Some databases claim to solve this by bolting on capabilities — "graph" as recursive JOINs, "timeseries" without columnar compression or continuous aggregation. The features exist in name but not in performance.
Seven Engines
Vector — HNSW index with SQ8, PQ, and IVF-PQ quantization. SIMD-accelerated distance math. Adaptive bitmap pre-filtering.
Graph — CSR adjacency index with 13 native algorithms (PageRank, WCC, Louvain, SSSP, etc.) and a Cypher-subset MATCH pattern engine. GraphRAG fusion with vector search.
Document — Two modes per collection. Schemaless: MessagePack blobs with CRDT sync. Strict: Binary Tuples with O(1) field extraction and 3-4x cache density over BSON.
Columnar — Per-column compression (ALP, FastLanes, FSST, Gorilla, LZ4). Block statistics and predicate pushdown. Three profiles: Plain (general analytics), Timeseries (append-only, retention, continuous aggregation), Spatial (R*-tree, geohash, H3).

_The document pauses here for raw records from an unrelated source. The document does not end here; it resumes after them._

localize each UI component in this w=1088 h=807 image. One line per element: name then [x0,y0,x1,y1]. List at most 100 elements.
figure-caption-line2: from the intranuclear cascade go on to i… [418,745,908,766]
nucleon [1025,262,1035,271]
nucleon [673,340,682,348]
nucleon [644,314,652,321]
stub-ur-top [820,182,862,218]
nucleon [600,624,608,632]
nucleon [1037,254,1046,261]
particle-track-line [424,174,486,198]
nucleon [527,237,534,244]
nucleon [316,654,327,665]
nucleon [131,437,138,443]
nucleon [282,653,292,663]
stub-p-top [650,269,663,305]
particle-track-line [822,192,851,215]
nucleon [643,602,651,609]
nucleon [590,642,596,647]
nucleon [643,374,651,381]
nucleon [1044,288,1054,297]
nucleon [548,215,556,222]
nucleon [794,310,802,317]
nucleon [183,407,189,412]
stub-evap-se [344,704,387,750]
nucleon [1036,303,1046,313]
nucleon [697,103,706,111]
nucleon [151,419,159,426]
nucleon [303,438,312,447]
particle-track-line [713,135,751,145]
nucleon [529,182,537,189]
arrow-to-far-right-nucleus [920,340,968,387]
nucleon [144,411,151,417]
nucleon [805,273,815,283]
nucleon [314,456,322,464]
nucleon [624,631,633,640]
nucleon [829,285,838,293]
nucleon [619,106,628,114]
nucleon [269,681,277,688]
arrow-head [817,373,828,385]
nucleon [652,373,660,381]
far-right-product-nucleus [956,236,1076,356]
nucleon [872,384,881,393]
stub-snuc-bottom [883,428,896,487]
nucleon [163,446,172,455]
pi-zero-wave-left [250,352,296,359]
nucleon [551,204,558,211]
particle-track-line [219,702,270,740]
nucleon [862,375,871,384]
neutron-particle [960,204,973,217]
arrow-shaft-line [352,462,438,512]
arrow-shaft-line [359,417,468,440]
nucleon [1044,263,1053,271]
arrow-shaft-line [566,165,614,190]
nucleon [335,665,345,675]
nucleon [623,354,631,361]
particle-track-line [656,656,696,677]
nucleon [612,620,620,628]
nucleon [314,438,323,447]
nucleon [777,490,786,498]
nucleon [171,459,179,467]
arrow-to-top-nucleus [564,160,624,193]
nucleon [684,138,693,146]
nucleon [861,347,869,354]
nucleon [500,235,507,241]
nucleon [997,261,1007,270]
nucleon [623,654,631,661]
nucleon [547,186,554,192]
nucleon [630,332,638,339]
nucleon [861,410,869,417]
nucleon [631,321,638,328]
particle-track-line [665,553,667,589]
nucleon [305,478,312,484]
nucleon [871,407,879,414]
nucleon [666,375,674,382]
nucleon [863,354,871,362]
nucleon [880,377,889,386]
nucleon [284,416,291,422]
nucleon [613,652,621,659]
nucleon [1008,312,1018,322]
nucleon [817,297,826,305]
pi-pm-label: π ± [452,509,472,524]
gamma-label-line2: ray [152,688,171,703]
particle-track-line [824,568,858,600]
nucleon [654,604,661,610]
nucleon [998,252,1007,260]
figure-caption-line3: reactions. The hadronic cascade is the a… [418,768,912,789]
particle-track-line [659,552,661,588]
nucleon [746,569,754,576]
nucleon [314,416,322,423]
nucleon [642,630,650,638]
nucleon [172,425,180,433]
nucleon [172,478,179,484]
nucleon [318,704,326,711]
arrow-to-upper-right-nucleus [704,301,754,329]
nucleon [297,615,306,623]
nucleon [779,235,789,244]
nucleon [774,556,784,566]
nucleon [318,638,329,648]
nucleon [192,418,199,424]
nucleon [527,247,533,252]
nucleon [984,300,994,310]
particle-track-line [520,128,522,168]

Key-Value — Hash-indexed O(1) point lookups with typed value fields. Native TTL, secondary indexes, atomic INCR/CAS, and predicate-filtered scans. SQL-queryable and joinable.
Full-Text Search — Block-Max WAND optimized BM25 with 16 Snowball stemmers, 27-language stop words, CJK bigram tokenization, posting compression, fuzzy matching, and native hybrid vector fusion.
CRDT — Loro-backed conflict-free replicated data types. AP on the edge, CP in the cloud. SQL constraint validation at sync time with compensation hints.
Three Deployment Modes
Origin (server) — Full distributed database. Multi-Raft consensus, Thread-per-Core Data Plane with io_uring, PostgreSQL-compatible SQL over pgwire. Horizontal scaling with automatic shard rebalancing.
Origin (local) — Same binary, single-node. No cluster overhead. Like running PostgreSQL locally.
NodeDB-Lite (embedded) — In-process library for phones, browsers (WASM), and desktops. All seven engines run locally with sub-millisecond reads. CRDT sync to Origin via WebSocket.
PostgreSQL Compatible
Connect with psql, any PostgreSQL driver, or ORM. Six wire protocols are available:
- pgwire — PostgreSQL wire protocol (port 6432)
- HTTP — REST, SSE, WebSocket (port 6480)
- NDB — Native MessagePack protocol (port 6433)
- RESP — Redis-compatible KV protocol (optional)
- ILP — InfluxDB Line Protocol for timeseries ingest (optional)
- Sync — WebSocket sync for NodeDB-Lite clients (port 9090)
What NodeDB Replaces
The combination of PostgreSQL + pgvector + Redis + Neo4j + ClickHouse + Elasticsearch — unified into one binary with shared storage and zero network hops between engines.